He goes back to his wife's murderers and informs them that they have precisely a year to evacuate before he brings the world down around their ears. Dialogue-wise, this isn't Castlevania's best showing. Dracula repeats the phrase 'one year' so many times, it feels like he's worried about the condition falling on deaf ears. And there's that whole conversation about fornicating with livestock, which got far too much screen time for my liking.

That said, the episode does a fantastic job at illustrating precisely how violent the series will be, happily raining viscera on all and sundry. It also introduces Trevor Belmont, brilliantly voiced by Richard Armitage, towards the end.

I adore Trevor. The 'disgraced scion turned wandering drunk' is a familiar trope, but Trevor really sells it here. He doesn't seem so much despairing of lost glory, as he is despairing of the fact he can't get drunk without getting into trouble. He's a hot mess of a human being. He gets the stuffing kicked out of him before he staggers outside and throws up from his exertions. Armitage does a lot to provide Trevor with the right mix of insouciance and gravity, hinting at the kind of man the last son of the Belmonts once was.

Tangentially related, episode two has an incredibly fun sequence with a whip and two priests. (Wait, that was weird.)

The next series has already been confirmed, and when it arrives next year will feature a more expansive eight episodes.

I'm less enamoured of the Speakers, who feel like they were invented for the sole purpose of reminding us that the Church of Wallachia is comprised of assholes. It's not that I take any offense at all this. It's just that between the thug-like behavior of the priests, their blatant adherence to blind dogma, the fact they happily burned a woman on the stake, and the lack of disaster relief efforts following the slaughter they instigated? It all feels a little unnecessary.

Still, we get more Trevor, and we get a look at the consequences of Dracula's wrath. It's grim. There are babies stolen from their beds, disemboweled bodies piled into canals, missing spouses, and no end of desperate people. Trevor finds himself tasked with recovering a missing grandchild, and this leads him down into the bowels of the city, where he suffers an encounter with a cyclops.

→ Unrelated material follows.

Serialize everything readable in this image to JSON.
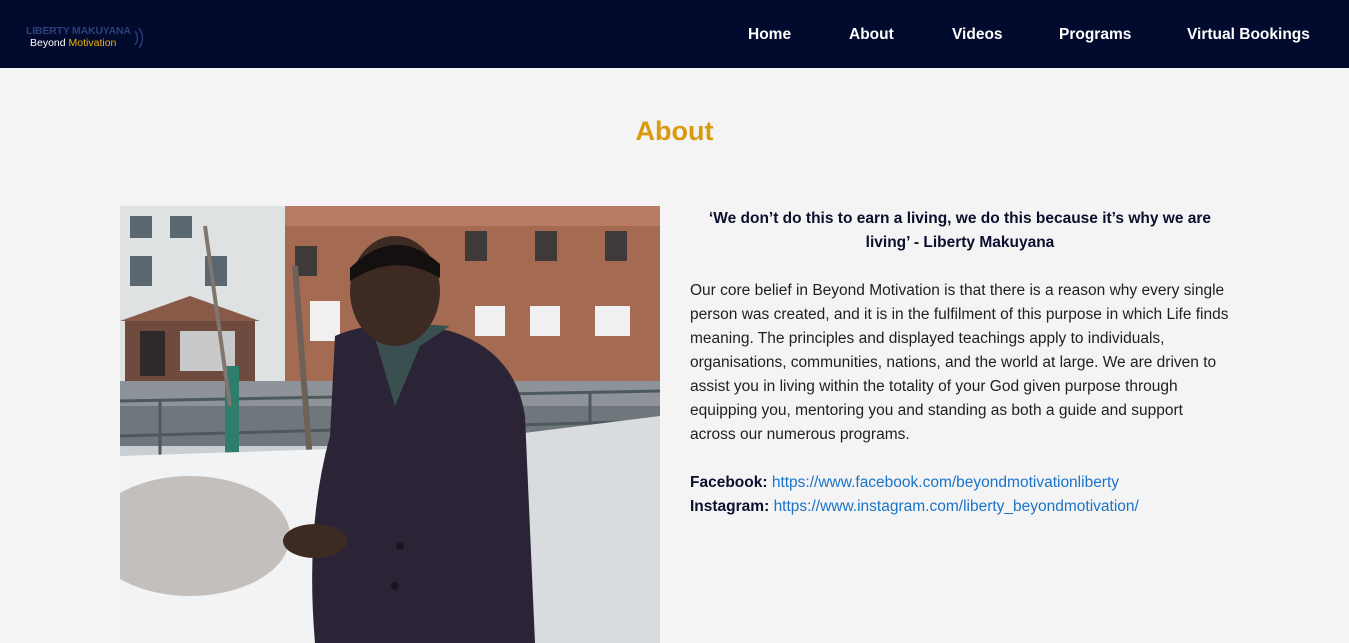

I'd go on about the remaining episodes, but we're firmly into spoiler territory at this point. Castlevania works. There's a deliciously profane sequence in a church that borders on absurdism, a monumental bit where Trevor rallies the peasants against the enemy, and what looks to be a nod towards the platforming elements in the games. If you want to be picky, there are a hundred places where the Netflix adaptation goes wrong. (Jesus, that dialogue, sometimes.)

But again, it works.

More than anything else, the first season feels like an attempt to both sell the series to network executives and fans unfamiliar with the source material. Will the second season be better? I don't know. We'll find out soon enough, though, and I'm excited to see what's next.